The same occurred when a worker arrived to work too early, as in the writ denied case of Paul Grove (Dec’d), Sharon Grove (Widow) v. Miller Coors, LLC. In that case, the employee had arrived to work early and had used the restroom at work less than two hours before the start of his shift, when he sustained an injury in the restroom. There, the workers’ compensation Judge found the injury to be non-compensable.

Fortunately, Jasper never got to try out his obstacle course idea — the wheelbarrow industry took a downturn, and he decided expanding beyond his garage was not a good idea at this time. Regardless, here are some takeaway rules:

  1. Arriving at an employer-owned or provided parking lot begins the scope of the employment relationship and ends the commute, so long as the arrival is within the regular time for employment.
  2. If travel to the employer or the employer’s parking lot presents a “special risk” to the employees, then the time during which the employee is exposed to the risk will not be barred by the Going and Coming Rule.
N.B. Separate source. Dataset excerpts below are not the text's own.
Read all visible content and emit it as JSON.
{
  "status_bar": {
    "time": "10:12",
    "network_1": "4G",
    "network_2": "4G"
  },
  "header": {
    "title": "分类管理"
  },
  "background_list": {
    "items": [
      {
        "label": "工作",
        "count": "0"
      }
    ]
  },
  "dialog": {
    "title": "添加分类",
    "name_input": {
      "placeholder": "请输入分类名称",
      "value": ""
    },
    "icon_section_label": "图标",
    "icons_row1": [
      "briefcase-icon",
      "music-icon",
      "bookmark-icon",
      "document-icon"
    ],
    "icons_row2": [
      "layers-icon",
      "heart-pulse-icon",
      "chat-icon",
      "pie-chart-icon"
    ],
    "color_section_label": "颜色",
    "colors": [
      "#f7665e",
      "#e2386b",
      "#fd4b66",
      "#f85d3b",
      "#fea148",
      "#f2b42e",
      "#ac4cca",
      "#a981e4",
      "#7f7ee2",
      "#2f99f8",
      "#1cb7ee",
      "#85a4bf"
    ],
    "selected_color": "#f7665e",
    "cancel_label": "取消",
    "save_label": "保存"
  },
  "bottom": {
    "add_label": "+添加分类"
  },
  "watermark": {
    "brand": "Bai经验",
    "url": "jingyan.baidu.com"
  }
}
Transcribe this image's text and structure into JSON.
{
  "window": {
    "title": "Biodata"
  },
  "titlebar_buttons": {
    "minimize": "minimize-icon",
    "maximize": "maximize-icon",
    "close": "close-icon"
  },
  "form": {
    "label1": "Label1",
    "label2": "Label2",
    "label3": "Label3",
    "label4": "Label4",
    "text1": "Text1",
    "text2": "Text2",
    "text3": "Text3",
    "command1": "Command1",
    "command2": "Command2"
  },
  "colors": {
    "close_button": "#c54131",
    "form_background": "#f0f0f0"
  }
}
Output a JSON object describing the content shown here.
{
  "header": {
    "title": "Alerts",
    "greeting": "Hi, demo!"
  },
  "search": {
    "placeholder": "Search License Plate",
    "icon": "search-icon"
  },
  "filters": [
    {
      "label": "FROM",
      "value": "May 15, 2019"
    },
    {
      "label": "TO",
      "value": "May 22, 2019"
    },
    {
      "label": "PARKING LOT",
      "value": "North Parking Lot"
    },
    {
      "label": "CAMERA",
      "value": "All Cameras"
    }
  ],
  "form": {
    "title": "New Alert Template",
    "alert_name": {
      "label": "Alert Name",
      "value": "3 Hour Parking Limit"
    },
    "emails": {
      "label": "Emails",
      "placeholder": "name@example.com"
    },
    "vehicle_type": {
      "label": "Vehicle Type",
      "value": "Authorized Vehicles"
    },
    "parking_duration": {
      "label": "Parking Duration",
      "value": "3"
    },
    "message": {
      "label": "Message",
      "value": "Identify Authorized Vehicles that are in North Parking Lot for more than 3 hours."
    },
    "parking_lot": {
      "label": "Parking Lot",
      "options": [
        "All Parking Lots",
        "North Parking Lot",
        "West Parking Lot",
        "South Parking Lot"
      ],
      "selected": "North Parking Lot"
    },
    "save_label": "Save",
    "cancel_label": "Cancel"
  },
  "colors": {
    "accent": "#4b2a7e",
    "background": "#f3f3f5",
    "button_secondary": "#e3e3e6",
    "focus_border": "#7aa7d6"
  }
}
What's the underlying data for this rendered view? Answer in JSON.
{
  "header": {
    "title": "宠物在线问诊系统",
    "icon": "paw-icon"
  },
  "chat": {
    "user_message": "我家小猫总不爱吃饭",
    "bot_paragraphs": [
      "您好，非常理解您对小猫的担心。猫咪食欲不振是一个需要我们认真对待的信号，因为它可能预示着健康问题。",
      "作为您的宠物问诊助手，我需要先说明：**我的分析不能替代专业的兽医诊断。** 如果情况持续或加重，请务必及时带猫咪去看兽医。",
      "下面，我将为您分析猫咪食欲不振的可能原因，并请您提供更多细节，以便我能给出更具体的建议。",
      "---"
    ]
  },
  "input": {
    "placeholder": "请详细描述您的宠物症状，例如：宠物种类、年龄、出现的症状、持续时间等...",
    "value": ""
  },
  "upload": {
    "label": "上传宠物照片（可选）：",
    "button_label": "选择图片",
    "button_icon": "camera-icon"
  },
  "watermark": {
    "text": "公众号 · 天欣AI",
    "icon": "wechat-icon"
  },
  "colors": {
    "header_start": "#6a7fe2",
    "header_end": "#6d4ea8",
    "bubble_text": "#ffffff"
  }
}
  3. Injuries sustained in an employer-provided parking lot are subject to AOE/COE analysis, so injuries sustained for reasons unrelated to work, such as robberies, will not be compensable, unless the special risk doctrine applies.
  4. Whatever the liability for workers’ compensation, the “Going and Coming” rule is not subject to the premises rule for civil liability and respondeat superior, as found by the Court of Appeal in Dean Hartline v. Kaiser Foundation Hospitals.
  5. Do not invest in the wheelbarrow market if the president of your company is busy planning an obstacle course for his employees trying to get to work.